Nach Attacke am Lederhof: Täter flüchtet durch die Donau und wird an Land geholt

Die Wasserrettung hat einen Mann aus der Donau geholt (Symbolbild).
Peter Kneffel/dpa- In Ulm sprang ein Mann auf Höhe der Gänstorbrücke in die Donau und blieb im Wasser.
- Er weigerte sich zunächst, trotz Zuruf vom Ufer, wieder an Land zu kommen.
- Feuerwehr, Polizei und Wasserrettung wurden alarmiert – auch Kräfte aus Neu-Ulm halfen.
- Die Wasserrettung holte den Mann schließlich aus dem Fluss.
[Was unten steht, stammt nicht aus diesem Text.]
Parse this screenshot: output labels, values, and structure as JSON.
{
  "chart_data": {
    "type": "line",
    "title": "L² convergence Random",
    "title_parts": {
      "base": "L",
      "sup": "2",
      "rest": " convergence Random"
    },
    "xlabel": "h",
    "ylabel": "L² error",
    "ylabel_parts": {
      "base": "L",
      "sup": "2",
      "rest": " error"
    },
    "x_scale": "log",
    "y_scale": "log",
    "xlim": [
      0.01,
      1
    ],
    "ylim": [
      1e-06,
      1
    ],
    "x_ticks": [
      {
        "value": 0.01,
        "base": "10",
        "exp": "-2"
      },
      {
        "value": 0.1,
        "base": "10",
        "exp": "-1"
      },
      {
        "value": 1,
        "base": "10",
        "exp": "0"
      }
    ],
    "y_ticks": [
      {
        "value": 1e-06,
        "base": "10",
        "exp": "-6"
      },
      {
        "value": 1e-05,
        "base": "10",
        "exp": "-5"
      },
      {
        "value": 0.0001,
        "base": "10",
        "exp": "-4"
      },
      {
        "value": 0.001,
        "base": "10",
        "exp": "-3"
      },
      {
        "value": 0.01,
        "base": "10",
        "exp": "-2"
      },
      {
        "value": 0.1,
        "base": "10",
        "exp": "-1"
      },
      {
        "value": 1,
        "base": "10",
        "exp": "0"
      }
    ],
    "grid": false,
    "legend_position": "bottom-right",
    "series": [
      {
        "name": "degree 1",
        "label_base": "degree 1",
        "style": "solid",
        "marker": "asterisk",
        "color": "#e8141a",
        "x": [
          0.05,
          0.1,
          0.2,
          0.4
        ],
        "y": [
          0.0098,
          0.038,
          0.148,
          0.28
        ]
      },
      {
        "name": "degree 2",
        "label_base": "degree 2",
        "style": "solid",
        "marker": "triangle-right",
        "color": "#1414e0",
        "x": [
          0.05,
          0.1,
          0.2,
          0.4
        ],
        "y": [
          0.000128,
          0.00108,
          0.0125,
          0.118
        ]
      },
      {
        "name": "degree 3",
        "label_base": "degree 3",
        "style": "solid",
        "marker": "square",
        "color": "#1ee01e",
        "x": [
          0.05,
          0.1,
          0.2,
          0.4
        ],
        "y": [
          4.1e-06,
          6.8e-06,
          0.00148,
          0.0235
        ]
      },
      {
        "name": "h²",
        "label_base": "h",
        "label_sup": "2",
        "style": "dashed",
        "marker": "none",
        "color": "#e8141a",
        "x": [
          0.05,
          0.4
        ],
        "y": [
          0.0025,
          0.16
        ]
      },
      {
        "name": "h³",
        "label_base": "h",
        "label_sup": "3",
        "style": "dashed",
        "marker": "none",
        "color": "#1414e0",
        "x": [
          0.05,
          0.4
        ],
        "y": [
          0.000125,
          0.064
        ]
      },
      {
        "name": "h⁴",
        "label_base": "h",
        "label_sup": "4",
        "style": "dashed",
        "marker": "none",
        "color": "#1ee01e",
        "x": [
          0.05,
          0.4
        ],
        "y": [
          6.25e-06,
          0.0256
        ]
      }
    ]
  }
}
- Die Hintergründe des Vorfalls sind unklar.
Die Zusammenfassung wurde durch künstliche Intelligenz erstellt.
Ein Einsatz von Feuerwehr und Polizei hat am frühen Montagabend (4.5.2026) in Ulm und Neu-Ulm für Aufsehen gesorgt. Wie die Polizei auf Anfrage mitteilt, war ein Mann auf Höhe der Gänstorbrücke in die Donau gesprungen. Im kalten Wasser war er anschließend schwimmend unterwegs – und wollte sich auch nach Aufforderung vom Ufer aus nicht an Land bewegen, wie ein Polizeisprecher berichtet.
Nachdem zunächst nicht klar gewesen war, warum der Mann in die Donau gesprungen war, stellte sich am späten Abend heraus, dass es sich um eine Flucht handelte: Der Mann war zuvor in einen Streit am Lederhof verwickelt und soll einen anderen angegriffen und verletzt haben. Er habe sich, schließlich schwimmend, einer Festnahme entziehen wollen, wie ein Polizeisprecher auf erneute Nachfrage berichtet.
Flüchtiger wird aus der Donau geholt
Der Flüchtige kam aber nicht weit: Alarmierte Rettungskräfte wurden aktiv, die Wasserrettung holte den Mann schließlich aus dem Fluss. An dem Einsatz beteiligt waren auch Kräfte aus Neu-Ulm, die unterstützend eingriffen. Er befindet sich jetzt in polizeilichem Gewahrsam.